During the COVID-19 pandemic, the murder of George Floyd ignited global attention to police brutality and systemic racism in the United States. In spite of social distancing recommendations, mask wearing Black Lives Matter protesters flooded the streets across the world during a “Racial Reckoning Summer of 2020.” From late May until the end of June 2020, roughly 20 million people in the United States participated in demonstrations over the death of George Floyd, as well as Breonna Taylor, another Black body, among many, perceived to be discriminatorily targeted and killed by police.

Following the murder of George Floyd, systemic racism was finally classified by many as a public health crisis. This was for good reason. Structural racism also fortifies and informs policies in the United States that perpetuate racial disparities in health outcomes, inequalities in health determinants, such as housing, education and healthcare, as well as through the discriminatory policing of African Americans. Beyond the mortality of police violence, research has shown that this type of violence also contributes to negative health outcomes, such as psychological stress leading to stroke or accelerated aging.

In order to fundamentally address the race based health disparities of COVID-19 and so many other conditions that disproportionally worsen the health of African Americans, we have to move beyond the person-centered approach and stop pushing policies that “blame” the sick and “reward” the healthy. Health policies need to, now more than ever, reflect the role of social determinants, or rather the conditions (e.g., health care access; affordable housing; employment) that influence and shape disease risks for individuals and populations, as well as, the structural racism that saturates the policies of these determinants. Once the magnitude of these determinants are fully appreciated, health policy strategies and solutions imbued with an ecological model that aims to understand the multiple and interacting determinants of health behaviors at many levels [(interpersonal (e.g., family), organizational (e.g., workplace), community (e.g., neighborhood), public policy (e.g., state laws)] beyond the individual can then begin to tackle the health inequity issues that were present long before the COVID-19 pandemic began.

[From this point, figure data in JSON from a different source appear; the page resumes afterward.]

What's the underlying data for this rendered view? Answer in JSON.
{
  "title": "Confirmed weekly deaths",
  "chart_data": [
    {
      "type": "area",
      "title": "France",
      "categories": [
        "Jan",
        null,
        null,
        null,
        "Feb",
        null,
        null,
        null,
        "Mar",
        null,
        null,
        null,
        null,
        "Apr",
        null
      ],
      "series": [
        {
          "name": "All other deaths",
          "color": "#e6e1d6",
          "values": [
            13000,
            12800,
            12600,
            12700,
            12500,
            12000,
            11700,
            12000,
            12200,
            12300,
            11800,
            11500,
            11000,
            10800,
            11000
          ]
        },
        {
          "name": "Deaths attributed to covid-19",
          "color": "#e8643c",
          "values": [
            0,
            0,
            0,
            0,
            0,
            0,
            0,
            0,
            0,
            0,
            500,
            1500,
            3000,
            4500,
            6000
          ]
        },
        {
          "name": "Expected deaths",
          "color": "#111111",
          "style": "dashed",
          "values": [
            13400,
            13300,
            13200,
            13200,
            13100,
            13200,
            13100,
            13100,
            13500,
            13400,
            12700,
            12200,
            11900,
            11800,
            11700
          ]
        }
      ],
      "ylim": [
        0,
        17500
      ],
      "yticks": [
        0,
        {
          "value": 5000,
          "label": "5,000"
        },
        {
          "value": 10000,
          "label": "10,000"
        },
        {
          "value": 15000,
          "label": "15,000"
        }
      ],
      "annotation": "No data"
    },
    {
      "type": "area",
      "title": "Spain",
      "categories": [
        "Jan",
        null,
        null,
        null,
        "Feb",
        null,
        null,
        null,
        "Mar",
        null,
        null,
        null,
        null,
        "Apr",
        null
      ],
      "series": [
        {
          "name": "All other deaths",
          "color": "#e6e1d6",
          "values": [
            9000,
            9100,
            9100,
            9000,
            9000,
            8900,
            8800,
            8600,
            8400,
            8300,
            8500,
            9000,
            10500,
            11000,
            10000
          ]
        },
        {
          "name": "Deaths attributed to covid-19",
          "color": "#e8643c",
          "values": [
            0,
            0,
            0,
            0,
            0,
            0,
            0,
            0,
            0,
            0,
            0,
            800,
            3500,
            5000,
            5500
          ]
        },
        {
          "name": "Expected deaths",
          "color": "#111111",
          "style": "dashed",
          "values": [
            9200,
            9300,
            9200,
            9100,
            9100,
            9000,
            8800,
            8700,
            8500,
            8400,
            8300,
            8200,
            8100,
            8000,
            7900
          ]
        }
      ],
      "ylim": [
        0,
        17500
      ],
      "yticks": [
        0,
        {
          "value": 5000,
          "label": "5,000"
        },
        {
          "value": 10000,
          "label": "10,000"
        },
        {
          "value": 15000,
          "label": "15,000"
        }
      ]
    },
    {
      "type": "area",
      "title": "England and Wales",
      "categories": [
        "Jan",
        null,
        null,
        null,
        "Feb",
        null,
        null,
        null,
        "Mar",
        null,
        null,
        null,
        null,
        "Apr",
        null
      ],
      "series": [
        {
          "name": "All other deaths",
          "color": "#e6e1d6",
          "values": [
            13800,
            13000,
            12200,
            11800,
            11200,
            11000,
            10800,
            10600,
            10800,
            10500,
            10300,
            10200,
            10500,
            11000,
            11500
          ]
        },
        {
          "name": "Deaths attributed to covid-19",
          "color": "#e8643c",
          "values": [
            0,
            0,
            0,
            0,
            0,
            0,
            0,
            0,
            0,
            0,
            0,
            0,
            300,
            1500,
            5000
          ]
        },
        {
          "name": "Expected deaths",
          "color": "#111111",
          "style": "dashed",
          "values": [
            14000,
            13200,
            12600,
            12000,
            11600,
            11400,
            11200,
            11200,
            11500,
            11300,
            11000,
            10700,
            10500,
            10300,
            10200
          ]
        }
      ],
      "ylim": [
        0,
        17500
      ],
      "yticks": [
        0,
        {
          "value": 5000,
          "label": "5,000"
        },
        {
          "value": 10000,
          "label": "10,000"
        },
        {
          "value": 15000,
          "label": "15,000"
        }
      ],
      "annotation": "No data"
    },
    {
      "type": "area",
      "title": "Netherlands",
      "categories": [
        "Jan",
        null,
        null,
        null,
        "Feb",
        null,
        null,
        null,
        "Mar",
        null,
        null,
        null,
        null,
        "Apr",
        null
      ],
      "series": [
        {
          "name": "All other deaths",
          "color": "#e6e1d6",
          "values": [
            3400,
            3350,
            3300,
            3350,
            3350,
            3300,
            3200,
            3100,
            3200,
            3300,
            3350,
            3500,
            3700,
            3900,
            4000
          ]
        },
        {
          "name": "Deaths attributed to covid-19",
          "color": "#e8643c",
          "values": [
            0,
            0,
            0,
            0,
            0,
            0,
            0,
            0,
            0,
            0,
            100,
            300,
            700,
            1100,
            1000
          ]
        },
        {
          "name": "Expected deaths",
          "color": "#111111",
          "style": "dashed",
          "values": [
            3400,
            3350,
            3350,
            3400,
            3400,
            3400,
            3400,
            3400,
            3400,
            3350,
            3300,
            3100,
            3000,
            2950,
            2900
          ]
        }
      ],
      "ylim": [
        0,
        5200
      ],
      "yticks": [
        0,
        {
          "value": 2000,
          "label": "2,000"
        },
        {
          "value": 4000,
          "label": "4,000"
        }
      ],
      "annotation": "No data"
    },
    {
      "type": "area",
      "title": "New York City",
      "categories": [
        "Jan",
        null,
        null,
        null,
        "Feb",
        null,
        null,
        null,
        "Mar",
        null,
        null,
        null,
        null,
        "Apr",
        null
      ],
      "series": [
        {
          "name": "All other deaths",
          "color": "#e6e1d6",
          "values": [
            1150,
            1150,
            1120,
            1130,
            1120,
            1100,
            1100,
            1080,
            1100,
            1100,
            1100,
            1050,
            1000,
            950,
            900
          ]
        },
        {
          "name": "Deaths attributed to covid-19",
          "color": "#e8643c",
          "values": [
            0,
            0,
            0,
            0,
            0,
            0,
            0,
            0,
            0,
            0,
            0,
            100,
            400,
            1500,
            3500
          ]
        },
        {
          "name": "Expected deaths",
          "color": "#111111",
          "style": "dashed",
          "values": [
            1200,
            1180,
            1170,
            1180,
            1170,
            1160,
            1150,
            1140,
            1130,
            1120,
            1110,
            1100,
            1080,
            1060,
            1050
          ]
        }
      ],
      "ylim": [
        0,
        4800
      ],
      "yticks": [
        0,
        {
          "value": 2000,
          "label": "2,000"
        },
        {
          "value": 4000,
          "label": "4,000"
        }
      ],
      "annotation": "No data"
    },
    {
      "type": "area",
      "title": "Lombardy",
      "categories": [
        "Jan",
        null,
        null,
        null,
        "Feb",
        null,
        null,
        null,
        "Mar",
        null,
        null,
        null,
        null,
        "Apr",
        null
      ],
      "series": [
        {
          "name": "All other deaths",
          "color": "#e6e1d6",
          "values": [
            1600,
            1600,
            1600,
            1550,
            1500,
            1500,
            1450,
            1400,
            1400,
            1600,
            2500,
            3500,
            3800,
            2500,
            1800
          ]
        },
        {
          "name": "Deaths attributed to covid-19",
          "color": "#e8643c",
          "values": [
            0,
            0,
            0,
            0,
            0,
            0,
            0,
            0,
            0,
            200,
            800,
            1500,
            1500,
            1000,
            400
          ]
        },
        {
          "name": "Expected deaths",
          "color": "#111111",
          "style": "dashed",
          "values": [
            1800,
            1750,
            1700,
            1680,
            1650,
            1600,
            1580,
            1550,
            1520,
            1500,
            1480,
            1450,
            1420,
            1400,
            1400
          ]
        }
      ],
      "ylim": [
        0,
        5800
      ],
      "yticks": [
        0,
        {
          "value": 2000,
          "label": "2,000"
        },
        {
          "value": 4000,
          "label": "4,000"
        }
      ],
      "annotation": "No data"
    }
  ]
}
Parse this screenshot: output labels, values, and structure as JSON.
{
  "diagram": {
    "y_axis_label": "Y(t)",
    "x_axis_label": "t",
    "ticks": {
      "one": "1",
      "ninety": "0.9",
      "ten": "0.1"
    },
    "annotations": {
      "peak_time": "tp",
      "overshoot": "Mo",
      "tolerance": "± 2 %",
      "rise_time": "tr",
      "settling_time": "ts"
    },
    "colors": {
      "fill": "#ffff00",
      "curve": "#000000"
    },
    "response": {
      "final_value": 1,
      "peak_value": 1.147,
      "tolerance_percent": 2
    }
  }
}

But, social change must expand beyond health care. To transform and reorient this country into an antiracist society, or one that ensures equity and justice for all by consciously fighting against racism on individual and institutional levels, the question, from Dr. Ibram X. Kendi, “what is wrong with policies?” needs to be asked and followed with action. From corporate America and small businesses to institutions and not-for-profits, leaders and stakeholders at all levels should aim to address the following:

  • Confront racist ideologies, including one’s own, with the utmost level of intolerance
  • Create programs, measures, and systems of accountability for antiracist policies
  • Develop a systematic approach to assessing and monitoring the cultural climate
  • Promote education and dialogue about racism, its causes, and effects
  • Apply intersectionality to understanding interdependent systems of discrimination
  • Commit to identifying and dismantling racial inequities and disparities
  • Leverage your position of power to champion antiracist practices and policies

Today, many people think that pandemics and protests have never uniquely come together in this country, but they would be wrong. We have been here before. The question is what will happen now to prevent history from repeating itself in the decades ahead. In order for this moment to not just be a fleeting one that recognizes the impacts of historical and contemporary racism and does little to change policies, the recommendations above should strongly be considered to achieve an antiracist society and repair the damage of racial discrimination.

Jennifer D. Roberts is an Assistant Professor in the Department of Kinesiology, School of Public Health at the University of Maryland College Park (UMD) and Founder and Director of the Public Health Outcomes and Effects of the Built Environment (PHOEBE) Laboratory. Her scholarship focuses on the impact of built, social, and natural environments, including the institutional and structural inequities of these environments, on the public health outcomes of marginalized communities.